Saving time and money through a web scraping browser extension
Scraping web pages is one of the most effective ways to retrieve data from the web. On the other hand, every web page is different, and extracting data from it programmatically requires a scraping script involving custom logic.
Building such a script costs you time and money. Luckily, many scraping services that allow you to scrape the web with just a bunch of clicks have been recently developed. So, you no longer have to write code to achieve your data extraction goals!
Here, you will learn how to extract data from a media article with Listly, a scraping service that contacted me to test their product and review it honestly. Let’s jump into the article!
A media articles generally consist of:
Not surprisingly, the most important information here is the text of the article, but also images and videos are important. In particular, when dealing with multimedia files, you have to take into account that they might be protected by copyright. And if you want to avoid problems, you might be asked to indicate where the multimedia file comes from. So, retrieving the information about the source and author of an image or a video is crucially important.

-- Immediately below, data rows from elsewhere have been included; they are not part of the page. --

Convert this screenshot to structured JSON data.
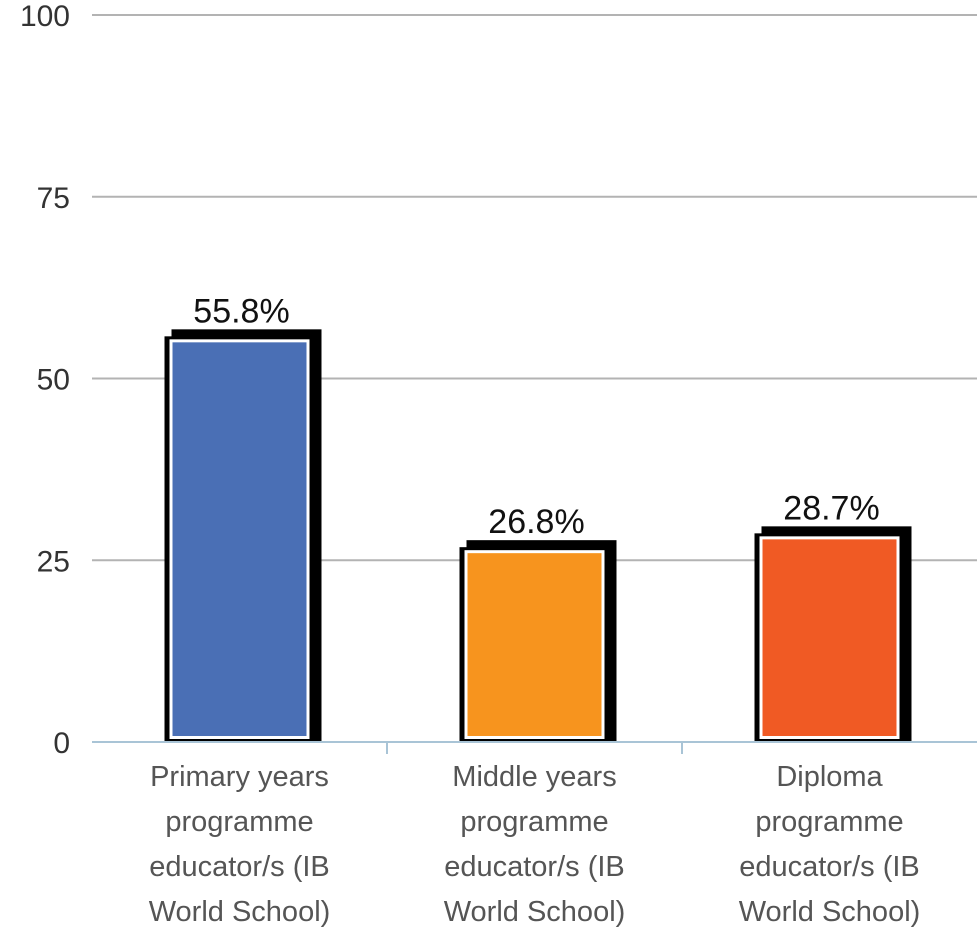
{
  "chart_data": {
    "type": "bar",
    "categories": [
      [
        "Primary years",
        "programme",
        "educator/s (IB",
        "World School)"
      ],
      [
        "Middle years",
        "programme",
        "educator/s (IB",
        "World School)"
      ],
      [
        "Diploma",
        "programme",
        "educator/s (IB",
        "World School)"
      ]
    ],
    "values": [
      55.8,
      26.8,
      28.7
    ],
    "data_labels": [
      "55.8%",
      "26.8%",
      "28.7%"
    ],
    "colors": [
      "#4a6fb5",
      "#f7941e",
      "#f05a24"
    ],
    "ylim": [
      0,
      100
    ],
    "yticks": [
      {
        "value": 0,
        "label": "0"
      },
      {
        "value": 25,
        "label": "25"
      },
      {
        "value": 50,
        "label": "50"
      },
      {
        "value": 75,
        "label": "75"
      },
      {
        "value": 100,
        "label": "100"
      }
    ],
    "grid": true,
    "legend": "none",
    "title": "",
    "xlabel": "",
    "ylabel": ""
  }
}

Then, you can use all this info to create a news aggregator app, add a news section to your website or app, study how a media article may change over time for marketing purposes, create a data source for your machine learning algorithm to study how language works, or simply share the article to your friends.
Now, let’s delve into the tool chosen to scrape data from media articles.
“Listly is a Web Scraping Service for everyone from non-technical marketers to advanced developers. It turns web pages into an Excel spreadsheet within seconds. The extracted data is used for retail, research, big data, and other data-related works.” — FAQ — Listly.io
The recommended way to use Listly is through the official Chrome extension, which has already been downloaded by more than 60k users.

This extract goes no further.